UKPLab / sentence-transformers

State-of-the-Art Text Embeddings
https://www.sbert.net
Apache License 2.0
14.85k stars 2.44k forks source link

Training SBERT for Information Retrieval using MultipleNegativesRankingLoss with different set of batch sizes #1189

Open Nicolabo opened 2 years ago

Nicolabo commented 2 years ago

I was trying to mimic the example of Quora Duplicated Questions to my use case. However, one of important point you make in documentation is:

Note 2: MultipleNegativesRankingLoss only works if (a_i, b_j) with j != i is actually a negative, non-duplicate question pair. In few instances, this assumption is wrong. But in the majority of cases, if we sample two random questions, they are not duplicates. If your dataset cannot fullfil this property, MultipleNegativesRankingLoss might not work well.

The thing is, in my case, I have more duplicates than in Quora dataset, however, I was thinking if I will control how the batches are created (to take care that always only one pair of duplicates exist within one batch) maybe it might work. Actually , I've already created a process to split data into batches in that way, but I noticed that it will not always be possible to have equally sized batches to meet the criterium.

For example, If I want to create batches with size = 64, it might turn out that the last ones will contains less than 64 elements. Do you think it might be a problem to train the model on different batch sizes (e.g. the most with 64 elements, but some with 40 elements, 34 etc.) or it's better to have one batch size than but smaller (e.g. batch_size = 32 that will work in this case on all data).

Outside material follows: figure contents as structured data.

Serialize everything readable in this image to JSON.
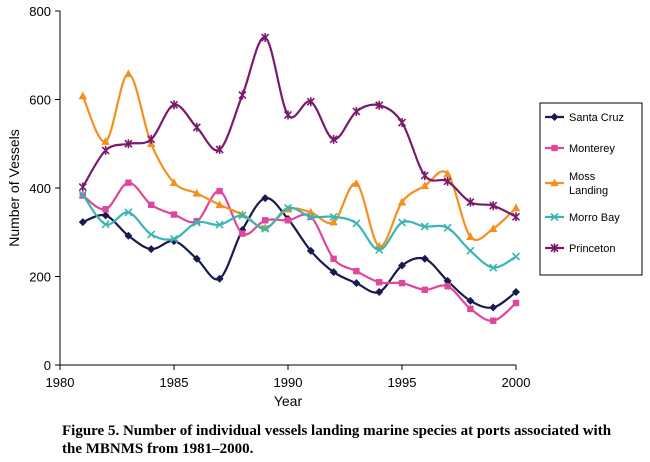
{
  "caption": "Figure 5. Number of individual vessels landing marine species at ports associated with the MBNMS from 1981–2000.",
  "chart_data": {
    "type": "line",
    "xlabel": "Year",
    "ylabel": "Number of Vessels",
    "xlim": [
      1980,
      2000
    ],
    "ylim": [
      0,
      800
    ],
    "x_ticks": [
      1980,
      1985,
      1990,
      1995,
      2000
    ],
    "y_ticks": [
      0,
      200,
      400,
      600,
      800
    ],
    "grid": false,
    "legend_position": "right",
    "x": [
      1981,
      1982,
      1983,
      1984,
      1985,
      1986,
      1987,
      1988,
      1989,
      1990,
      1991,
      1992,
      1993,
      1994,
      1995,
      1996,
      1997,
      1998,
      1999,
      2000
    ],
    "series": [
      {
        "name": "Santa Cruz",
        "label_lines": [
          "Santa Cruz"
        ],
        "color": "#1a1a4e",
        "marker": "diamond",
        "values": [
          323,
          338,
          292,
          262,
          280,
          240,
          195,
          305,
          377,
          330,
          258,
          210,
          185,
          165,
          225,
          240,
          190,
          145,
          130,
          165
        ]
      },
      {
        "name": "Monterey",
        "label_lines": [
          "Monterey"
        ],
        "color": "#e0479a",
        "marker": "square",
        "values": [
          383,
          352,
          412,
          362,
          340,
          325,
          393,
          297,
          327,
          327,
          335,
          240,
          212,
          187,
          185,
          170,
          178,
          127,
          100,
          140
        ]
      },
      {
        "name": "Moss Landing",
        "label_lines": [
          "Moss",
          "Landing"
        ],
        "color": "#f39020",
        "marker": "triangle",
        "values": [
          608,
          505,
          658,
          500,
          412,
          388,
          362,
          340,
          310,
          352,
          345,
          323,
          410,
          268,
          368,
          405,
          432,
          290,
          308,
          355
        ]
      },
      {
        "name": "Morro Bay",
        "label_lines": [
          "Morro Bay"
        ],
        "color": "#3bb4b4",
        "marker": "x",
        "values": [
          385,
          318,
          345,
          295,
          285,
          322,
          317,
          338,
          308,
          355,
          335,
          335,
          320,
          260,
          322,
          313,
          310,
          258,
          220,
          245
        ]
      },
      {
        "name": "Princeton",
        "label_lines": [
          "Princeton"
        ],
        "color": "#7a1a6e",
        "marker": "star",
        "values": [
          402,
          485,
          500,
          510,
          588,
          537,
          487,
          610,
          740,
          565,
          595,
          510,
          573,
          587,
          548,
          428,
          415,
          368,
          360,
          335
        ]
      }
    ]
  }
}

I am asking because of your Note 1:

Note 1: Increasing the batch sizes usually yields better results, as the task gets harder.

Thanks,

nreimers commented 2 years ago

This is usually not a problem.

You could set for the DataLoader the parameter drop_last=True, then it will drop the last mini-batch with a size smaller 64.

Nicolabo commented 2 years ago

Right. But I was not thinking about dropping such smaller batches, but actually include them. For example, from my dataset, I have 70% with batch_size = 64 , but the rest 30% is ranging between 34 and 64 elements. I do not want to remove them, but maybe I should. That's my question.

nreimers commented 2 years ago

You can keep them.

Nicolabo commented 2 years ago

Cool thanks :)